SBS chief political correspondent Brett Mason reports from Dhaka, Bangladesh
Bangladesh’s high commissioner to Australia has urged the Australian government to consider new trade opportunities with the country, including the potential to supply it with 80 million tonnes of coal over the next five years.
SBS News is currently in Bangladesh as part of a parliamentary learning tour organised by Save the Children.
Speaking to SBS News ahead of the trip, Mohammad Sufiur Rahman said Bangladesh’s controversial plans to construct 29 new power stations over the next two decades would require a “huge quantum” of coal to power them.
“We’ll have to source it from places, either Indonesia, or Australia, or maybe South Africa,” he said.
Mr Rahman began spruiking the "enormous" export opportunity to the Australian media last year and doubled down on it in his interview with SBS News.
“The quality and calorific value of Australian coal is much better in comparison to other sources,” he said.
Climate impact
Bangladesh has the sixth-highest number of current and proposed coal-powered projects compared to the rest of the world, according to environmental advocacy group Market Forces.

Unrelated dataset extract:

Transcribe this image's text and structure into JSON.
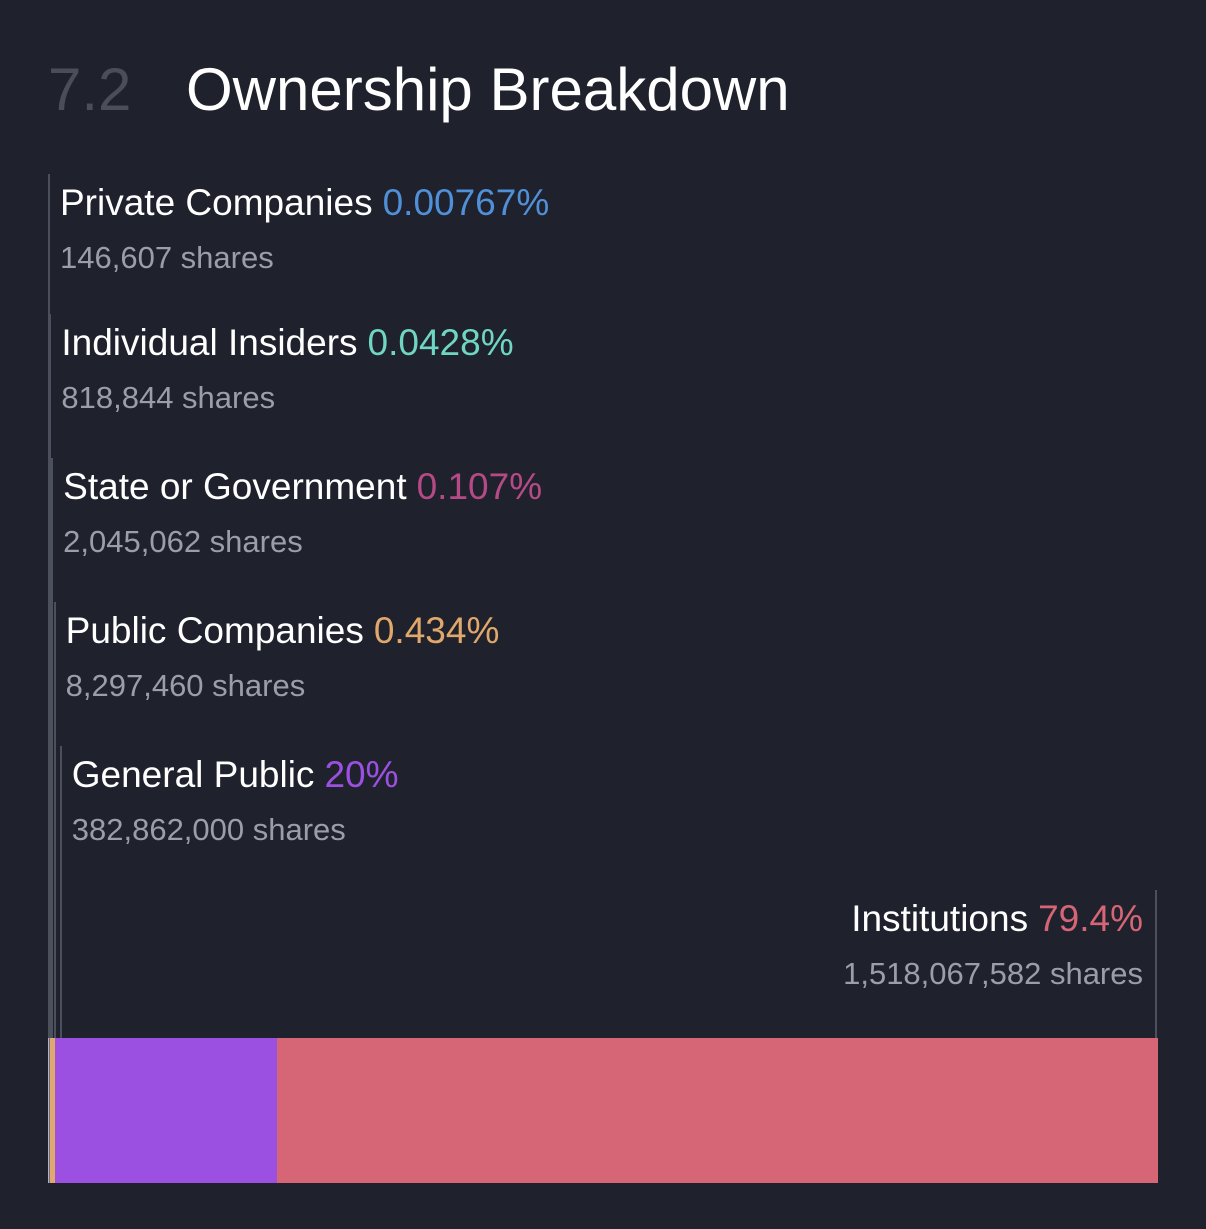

But the nation is also particularly vulnerable to climate change, with fears a projected half a metre sea-level rise by 2050 could leave 11 per cent of the country's landmass underwater and 15 million people displaced.
Bangladesh’s plans to construct 29 new coal-fired power plants throughout the country despite the ecological ramifications have come under fire from environmentalists and local residents.“It’s one of the world’s largest carbon bombs and just absolutely incompatible with meeting the goals of the Paris Agreement,” Market Forces executive director Julien Vincent said.
Bangladesh is the world's seventh most vulnerable country to climate change. Source: SBS News
“We have no room left, according to climate scientists, to expand the fossil fuel industry whatsoever, so we can’t afford to be building new coal power stations … so to be doing that, 29 times, which is what is planned in Bangladesh, is just out of this world.”
Mr Vincent said Bangladesh was being treated as “one of the last refuges” of the coal industry, with Australia eager to find new marketplaces for exporting coal.
'Why we opposed coal'
Rafiqul Islam, a 60-year-old farmer from Sholo Ani village in Dhaka, told SBS News he protested when he heard a coal-burning power plant would be built near his farm.
“We’ve heard that coal has a bad impact. Trees don’t bear fruit, children have health problems. That’s why we opposed coal,” he said.Mr Islam said the state-owned Rural Power Company Limited (RPCL) acquired his land after filing a lawsuit against the villagers. He said the compensation he and others got isn’t adequate.
Farmer Rafiqul Islam fears for his future. Source: SBS News
“They filed cases against us, so we were forced to give them the land. We’re common people. They’re the government. We didn’t have the strength to stop them.”
RPCL has assured local residents that the power station would use gas, not coal, but Mr Islam isn’t convinced, saying he has fears for the mental health of those impacted.
“If this turns out to be a coal plant, then we’ll have no option but to suicide, because our fields and livelihoods will be ruined,” he said.Paying tribute to the victims of the Australian bushfires, members of the Bangladesh parliament’s Foreign Affairs Committee told a group of visiting Australian parliamentarians, including Labor's Home Affairs spokesperson Kristina Keneally, last week that despite the criticisms, climate change is at the centre of every policy decision.
Bangladesh parliament’s Foreign Affairs Committee welcomes a delegation of Australian parliamentarians. Source: SBS News
“Everyone in Bangladesh knows that climate change is happening - because we live it every day, whether we like it or not”, Bangladesh MP Kazil Nabil Ahmed said.
“There are no climate change deniers in Bangladesh.”
Convenor of the Bangladesh Climate Parliament, Nahim Razzaq, said he isn’t entirely comfortable with his country’s heavy investment in coal-fired power stations.
“Technology is great but technology costs money ... and renewables are very, very expensive," he said.
"I think there is room for huge, huge collaboration [between Australia and Bangladesh] on developing more cost-effective alternatives.
“This is starting to happen, but it is not happening fast enough.”
Nahim Razzaq, Convenor Bangladesh Climate Parliament. Source: SBS News
Like Mr Razzaq, high commissioner Mr Rahman is also optimistic that this is an “era of change” for the Indian Ocean region.
“Bangladesh and Australia can exchange many things and try to create the confidence in our own region,” he said.
“I'm not saying that you accept whatever we say, what I demand is that you go and study Bangladesh and make your own judgement.”
Brett Mason travelled to Bangladesh as part of the Australian Regional Leadership Initiative, funded by the Gates Foundation.